User Interface: A simple and responsive frontend built with Tailwind CSS and Alpine.js.
Tech Stack
Backend: Python, Flask
AI Model: BLIP (Salesforce/blip-image-captioning-large)
Database: SQLite
Frontend: HTML, Tailwind CSS, Alpine.js
Image Processing: PIL (Python Imaging Library)
Deep Learning Framework: PyTorch
Requirements
Python 3.8+
pip (Python package manager)
torch
transformers
Flask
Pillow
SQLite (Pre-installed with Python)
Installation
1. Clone the repository
git clone https://github.com/wprashed/visionscribe
cd visionscribe
2. Install dependencies
pip install -r requirements.txt
3. Set up the database
The app uses SQLite to store user feedback. When the app starts, it will automatically create the feedback.db file.
python app.py
4. Start the Flask Application
Run the following command to start the Flask server:
python app.py
The server will start, and you can access the web app at http://127.0.0.1:5000.
Usage
Uploading an Image
Navigate to the web interface at http://127.0.0.1:5000.
Click on the "Click to upload" area or drag and drop an image.
The app will process the image and generate a detailed caption.
You can then provide feedback on the caption by either liking or disliking it and submitting additional comments.
Viewing and Providing Feedback
After the caption is generated, you will have the option to:
Like/Dislike: Provide feedback on the generated caption.
Copy: Copy the caption to your clipboard.
Submit Feedback: If you liked or disliked the caption, you can provide further comments which will be saved to the database.
Database
The application uses SQLite to store user feedback, which includes:
id: A unique identifier for each feedback.
caption: The generated caption.
liked: Whether the user liked the caption (1 for liked, 0 for disliked).
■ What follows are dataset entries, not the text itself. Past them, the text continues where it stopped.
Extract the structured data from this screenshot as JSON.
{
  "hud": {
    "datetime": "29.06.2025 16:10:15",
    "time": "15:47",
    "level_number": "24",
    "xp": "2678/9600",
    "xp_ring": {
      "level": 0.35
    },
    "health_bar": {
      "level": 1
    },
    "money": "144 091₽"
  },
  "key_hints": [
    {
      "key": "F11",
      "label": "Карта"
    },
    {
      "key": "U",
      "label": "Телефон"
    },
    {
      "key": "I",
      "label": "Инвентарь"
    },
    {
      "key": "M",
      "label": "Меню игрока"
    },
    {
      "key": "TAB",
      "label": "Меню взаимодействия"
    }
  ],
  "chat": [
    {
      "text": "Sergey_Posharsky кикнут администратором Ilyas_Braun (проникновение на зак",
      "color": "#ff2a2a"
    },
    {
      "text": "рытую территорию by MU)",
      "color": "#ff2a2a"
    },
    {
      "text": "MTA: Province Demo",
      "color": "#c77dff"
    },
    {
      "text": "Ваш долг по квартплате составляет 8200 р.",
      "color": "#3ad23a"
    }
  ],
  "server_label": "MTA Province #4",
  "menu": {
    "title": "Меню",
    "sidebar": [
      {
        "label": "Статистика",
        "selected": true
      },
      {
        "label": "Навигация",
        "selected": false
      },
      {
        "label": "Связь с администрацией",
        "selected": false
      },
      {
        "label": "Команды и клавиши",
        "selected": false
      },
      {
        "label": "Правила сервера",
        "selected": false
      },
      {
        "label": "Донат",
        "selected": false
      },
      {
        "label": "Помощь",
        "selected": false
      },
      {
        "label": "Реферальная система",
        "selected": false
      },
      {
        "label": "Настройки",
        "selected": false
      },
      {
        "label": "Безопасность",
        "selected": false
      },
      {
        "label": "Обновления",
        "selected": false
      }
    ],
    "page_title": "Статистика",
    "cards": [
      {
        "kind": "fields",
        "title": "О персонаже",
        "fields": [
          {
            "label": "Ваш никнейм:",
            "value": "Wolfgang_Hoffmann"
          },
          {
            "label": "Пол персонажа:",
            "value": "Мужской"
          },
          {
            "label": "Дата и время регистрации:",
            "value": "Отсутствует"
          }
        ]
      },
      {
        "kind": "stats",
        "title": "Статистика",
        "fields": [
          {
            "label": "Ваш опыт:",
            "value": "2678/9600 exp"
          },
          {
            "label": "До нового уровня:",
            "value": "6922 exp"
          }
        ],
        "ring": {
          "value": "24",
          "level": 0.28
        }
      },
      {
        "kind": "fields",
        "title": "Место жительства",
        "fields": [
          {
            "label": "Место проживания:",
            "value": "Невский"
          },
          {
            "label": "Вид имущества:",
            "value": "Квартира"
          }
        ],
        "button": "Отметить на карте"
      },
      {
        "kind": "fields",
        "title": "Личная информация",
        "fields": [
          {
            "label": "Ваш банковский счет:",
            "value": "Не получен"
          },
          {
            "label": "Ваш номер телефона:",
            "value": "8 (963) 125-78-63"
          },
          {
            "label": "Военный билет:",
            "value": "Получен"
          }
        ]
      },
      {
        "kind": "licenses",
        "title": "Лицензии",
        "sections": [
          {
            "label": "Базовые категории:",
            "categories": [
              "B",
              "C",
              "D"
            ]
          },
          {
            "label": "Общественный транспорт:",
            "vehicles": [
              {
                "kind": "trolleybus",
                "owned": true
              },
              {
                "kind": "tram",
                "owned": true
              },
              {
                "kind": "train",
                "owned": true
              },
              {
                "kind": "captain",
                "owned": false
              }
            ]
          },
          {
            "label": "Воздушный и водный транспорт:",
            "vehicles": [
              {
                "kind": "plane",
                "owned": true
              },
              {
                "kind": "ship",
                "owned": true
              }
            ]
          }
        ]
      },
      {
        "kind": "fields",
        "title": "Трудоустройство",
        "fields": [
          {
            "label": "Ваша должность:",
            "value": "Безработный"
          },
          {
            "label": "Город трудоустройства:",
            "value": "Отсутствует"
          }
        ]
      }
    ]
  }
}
comment: The feedback comment from the user.
API Endpoints
POST /
Uploads an image and returns the generated caption.
Request Body (Form Data):
file: The image file to be uploaded.
Response:
{"caption":"Generated caption text here"}
POST /feedback
Submits user feedback on the caption.
Request Body (JSON):
{"caption":"Generated caption text here","liked":1,"comment":"User's comment here"}
Response:
{"success":true}
Contributing
Feel free to fork the project, submit issues, and create pull requests. Contributions are welcome!
License
This project is licensed under the MIT License - see the LICENSE file for details.
Acknowledgments
The BLIP model is provided by Salesforce for image captioning and has been integrated into this project.
Flask is used to build the backend API.
Tailwind CSS and Alpine.js are used to build the responsive and interactive frontend.